In a way, Danny was glad of the opportunity to go alone. It fed the glowing pride in his ability to do things, to be of use, and after a short interchange of drolleries with the man Kelly, whom he instinctively liked, the boy mounted to the high wagon seat and drove off down the gulch.
It was a long drive, and hours alone are conducive to thought. Danny's mind went back over the days that had passed, wandering along those paths he had followed since that July morning in the luxuriously dim house on Riverside Drive. And the reason for his departing from the old way came back to him now, because he was alone, with nothing to divert his attention.

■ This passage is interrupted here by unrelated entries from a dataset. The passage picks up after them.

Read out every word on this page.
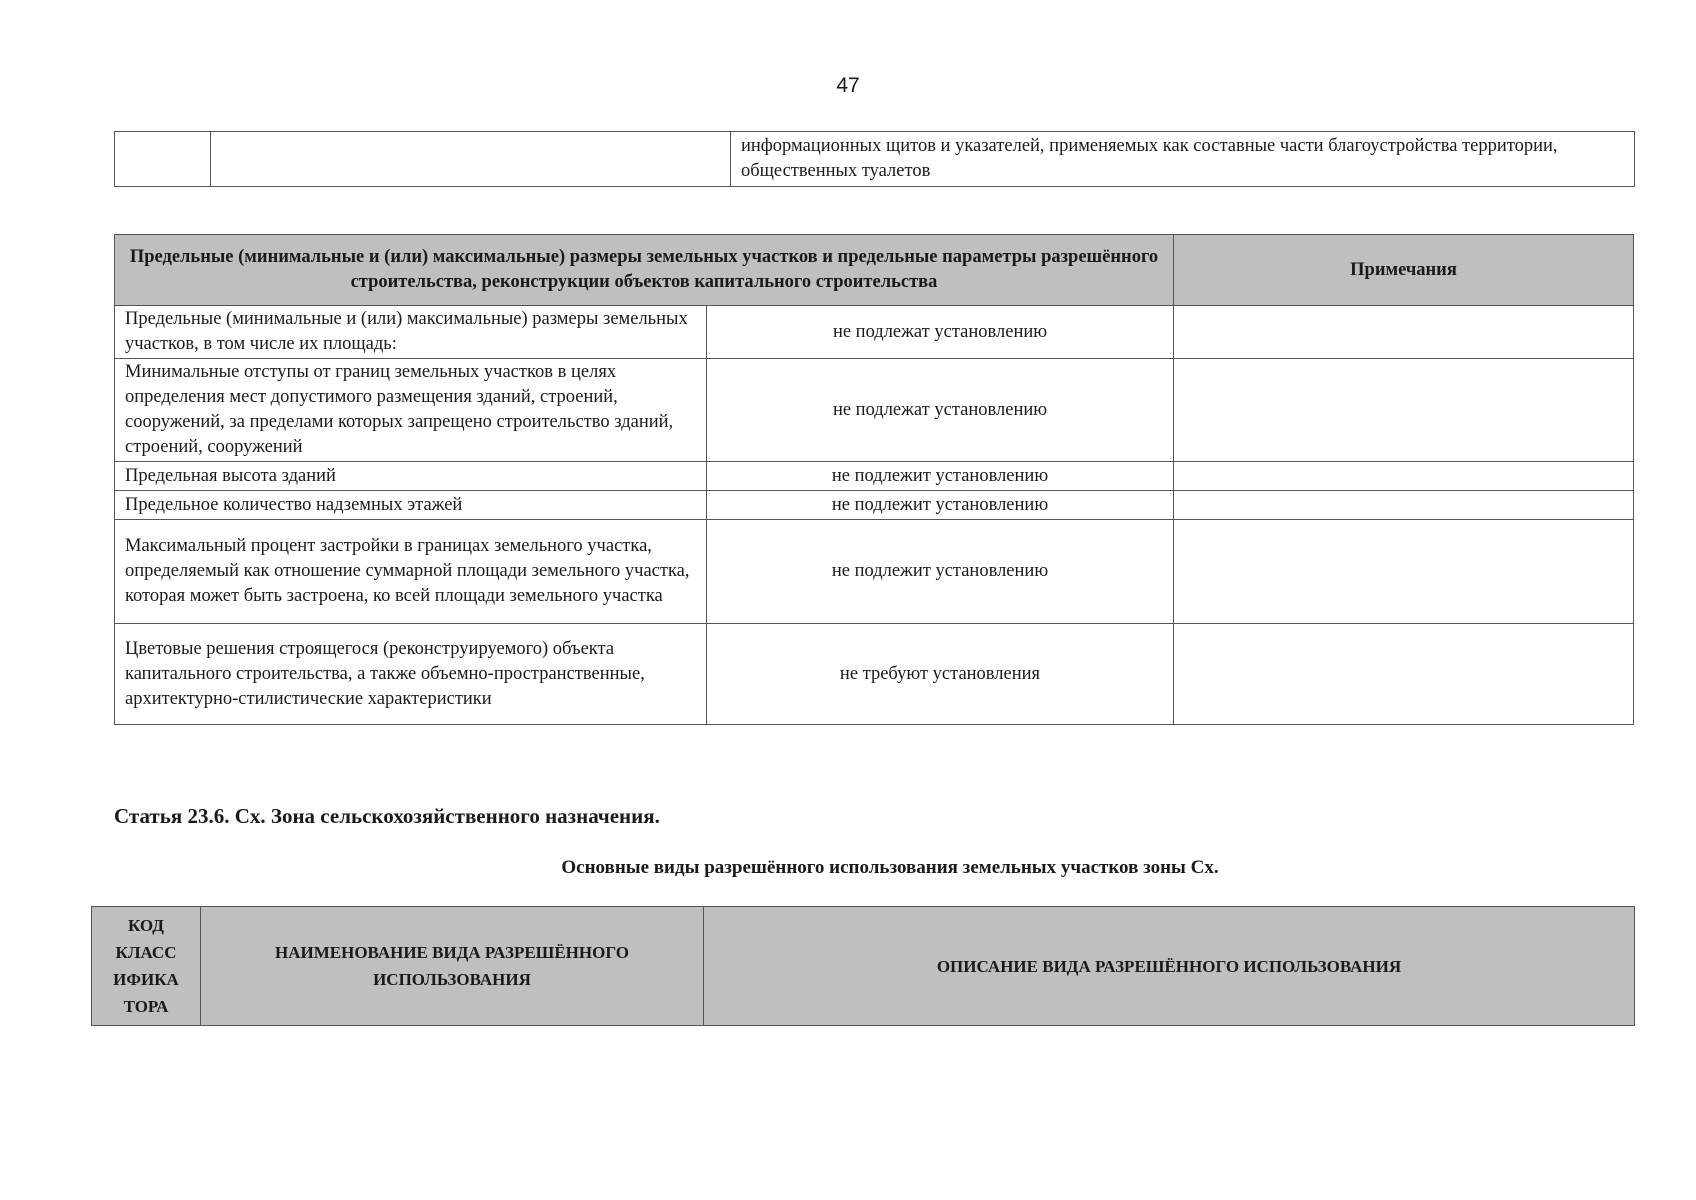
47
		информационных щитов и указателей, применяемых как составные части благоустройства территории, общественных туалетов
Предельные (минимальные и (или) максимальные) размеры земельных участков и предельные параметры разрешённого строительства, реконструкции объектов капитального строительства		Примечания
Предельные (минимальные и (или) максимальные) размеры земельных участков, в том числе их площадь:	не подлежат установлению	
Минимальные отступы от границ земельных участков в целях определения мест допустимого размещения зданий, строений, сооружений, за пределами которых запрещено строительство зданий, строений, сооружений	не подлежат установлению	
Предельная высота зданий	не подлежит установлению	
Предельное количество надземных этажей	не подлежит установлению	
Максимальный процент застройки в границах земельного участка, определяемый как отношение суммарной площади земельного участка, которая может быть застроена, ко всей площади земельного участка	не подлежит установлению	
Цветовые решения строящегося (реконструируемого) объекта капитального строительства, а также объемно-пространственные, архитектурно-стилистические характеристики	не требуют установления	
Статья 23.6. Сх. Зона сельскохозяйственного назначения.
Основные виды разрешённого использования земельных участков зоны Сх.
КОД КЛАСС ИФИКА ТОРА	НАИМЕНОВАНИЕ ВИДА РАЗРЕШЁННОГО ИСПОЛЬЗОВАНИЯ	ОПИСАНИЕ ВИДА РАЗРЕШЁННОГО ИСПОЛЬЗОВАНИЯ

The old turbulence arose; it wore and wore with the miles, eating down to his will, teasing, coaxing, threatening, pleading, fuming.
"Will it always be so?" he asked the distances. "When it comes to challenge me, to take away all that I hold dear, shall I always be afraid? Shan't I be able to stand and fight and triumph, merely raging because it dares tempt me instead of fearing this thing itself?"
And he spoke as he thought in terms of his ideal, as materialized in the Captain.